A prominent change to a steeper slope of cognitive decline occurs between 4 and 5 years prior to the diagnosis of AD dementia. The slope of cognitive decline after the change point is steeper among EAs than AAs.

Keywords: Cognitive change, Alzheimer’s disease, Mild cognitive impairment


Preclinical changes in cognitive function preceding Alzheimer’s disease (AD) dementia occur over almost 2 decades (1). A better understanding of preclinical cognition preceding AD dementia may facilitate improved strategies for preventing or slowing development of AD dementia. African Americans (AAs) have been reported to have higher incidence of AD dementia (2) and lower average levels of cognitive function test scores relative to European Americans (EAs) (3). However, the findings on cognitive decline are conflicting with reports of similar change (4–8), slower decline among AAs (9–13), and faster decline among AAs (14–16), which emphasize the need for improved understanding of potential racial/ethnic differences in the development of AD dementia. Recent reports suggest the existence of a sudden cognitive downward turn before developing AD dementia and mild cognitive impairment (MCI) in EAs (17,18), but there is little relevant information on the timing of cognitive turning point and slopes of cognitive trajectories among AAs.

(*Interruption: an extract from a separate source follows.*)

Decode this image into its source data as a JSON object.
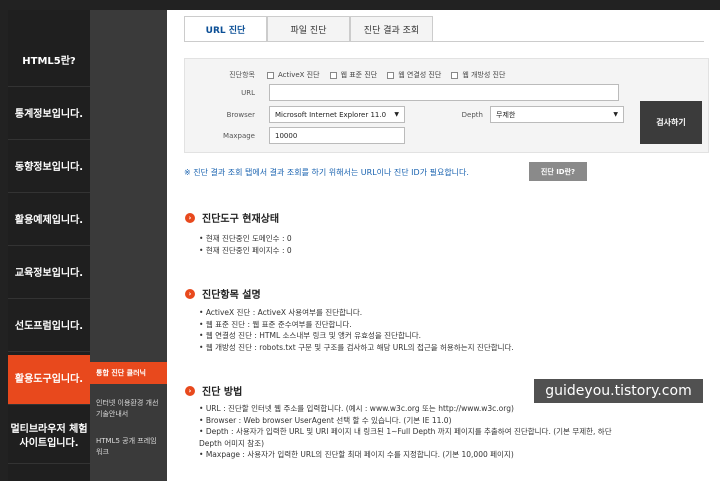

We examine preclinical change in cognitive function before and after developing AD dementia and MCI in a large cohort study of 2,125 AAs and EAs from the Chicago Health and Aging Project (CHAP) (19). Our primary goal is to test for the existence of a sudden cognitive turn during preclinical AD dementia and MCI among AAs and contrast to EAs, and test for racial differences of change in cognitive function before and after sudden cognitive turn in those developing AD dementia and MCI. A secondary goal is to contrast the preclinical change in cognitive function in those developing AD dementia and MCI to participants with no cognitive impairment and examine any differences prior to a cognitive turn at the earliest possible time before developing clinical AD dementia and MCI.

Methods

Study Design and Participants

The CHAP study is a population-based epidemiologic study of AD and related health conditions among 10,801 adults over the age of 65 years conducted from 1993 to 2012 in four urban Chicago communities with large AA populations—Morgan Park, Beverly, Washington Heights, and Mt. Greenwood. The CHAP study used a rolling enrollment scheme, where residents who reached 65 years were enrolled as successive cohorts to replenish the original study cohort. Population interviews were conducted in participants’ homes in approximately 3-year cycles with up to seven cognitive assessments per participant from population interviews and clinical assessments. Of the 2,450 participants, 2,149 were evaluated for incident AD, of whom 24 were diagnosed with non-AD dementia and excluded from our analysis. Of the remaining 2,149 participants evaluated for incident AD, 24 were diagnosed with non-AD dementia and excluded from our analysis. The analytical sample consists of the 2,125 participants who developed clinical AD dementia or MCI or remained free of a diagnosis of cognitive impairment over a period of 18 years. A detailed description of the sample selection process has been published previously (1).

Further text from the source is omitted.